日経、英FTを買収 ピアソンから1600億円で
日本経済新聞社は23日、英国の有力経済紙フィナンシャル・タイムズ・グループ(FT)を買収することで同社の親会社である英ピアソンと合意した。8億4400万ポンド(約1600億円)で全株式を取得する。メディアブランドとして世界屈指の価値を持つFTを日経グループに組み入れ、グローバル報道の充実とデジタル事業など成長戦略の推進につなげる。
ピアソンが23日開いた取締役会で了承した。買収価格にはFTが保有する現金(1900万ポンド)を含んでおり、日経が支払う価格は8億2500万ポンドになる。日本のメディア企業による海外企業の買収案件としては、過去最大の規模となる。

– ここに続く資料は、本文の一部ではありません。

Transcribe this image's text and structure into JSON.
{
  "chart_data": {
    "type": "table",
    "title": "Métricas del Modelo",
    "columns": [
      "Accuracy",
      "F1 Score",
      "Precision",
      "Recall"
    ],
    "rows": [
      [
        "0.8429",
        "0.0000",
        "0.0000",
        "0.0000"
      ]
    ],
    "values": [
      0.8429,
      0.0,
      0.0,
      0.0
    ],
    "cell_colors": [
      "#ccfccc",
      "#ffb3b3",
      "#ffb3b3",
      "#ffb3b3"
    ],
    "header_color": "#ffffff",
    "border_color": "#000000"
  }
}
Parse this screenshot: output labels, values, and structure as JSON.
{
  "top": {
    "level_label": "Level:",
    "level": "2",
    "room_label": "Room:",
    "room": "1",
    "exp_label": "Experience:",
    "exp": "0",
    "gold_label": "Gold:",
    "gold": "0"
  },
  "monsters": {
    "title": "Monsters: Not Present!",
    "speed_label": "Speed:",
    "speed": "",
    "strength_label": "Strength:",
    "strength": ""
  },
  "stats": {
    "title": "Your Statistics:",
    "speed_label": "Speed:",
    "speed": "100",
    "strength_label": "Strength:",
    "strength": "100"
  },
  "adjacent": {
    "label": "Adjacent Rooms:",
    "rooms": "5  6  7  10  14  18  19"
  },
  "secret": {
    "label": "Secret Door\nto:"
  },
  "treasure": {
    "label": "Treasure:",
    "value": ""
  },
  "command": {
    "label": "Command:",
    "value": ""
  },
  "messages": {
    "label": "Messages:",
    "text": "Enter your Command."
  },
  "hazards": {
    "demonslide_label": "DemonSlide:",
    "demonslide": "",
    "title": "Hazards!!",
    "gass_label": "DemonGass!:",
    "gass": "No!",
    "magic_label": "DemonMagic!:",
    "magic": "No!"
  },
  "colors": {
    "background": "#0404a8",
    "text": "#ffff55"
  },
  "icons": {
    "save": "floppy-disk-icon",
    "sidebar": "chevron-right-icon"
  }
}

FTの創刊は1888年。世界有数の経済・ビジネスメディアとして影響力を誇る。日経はアジアを中心とするグローバル情報発信に力を入れている。両社は記者、編集者をはじめとする人的資源や報道機関としての伝統、知見を持ち寄り、世界的に例のない強力な経済メディアとしての進化をめざす。
FTはデジタル化の流れにもすばやく対応し、現在ではデジタル版の有料読者が約50万人と全体の約70%を占める。日経も電子版読者が43万人に達している。経済・ビジネス情報はデジタル時代に成長が期待できる分野であり、両社の顧客基盤を活用してさまざまなデジタル事業に取り組む。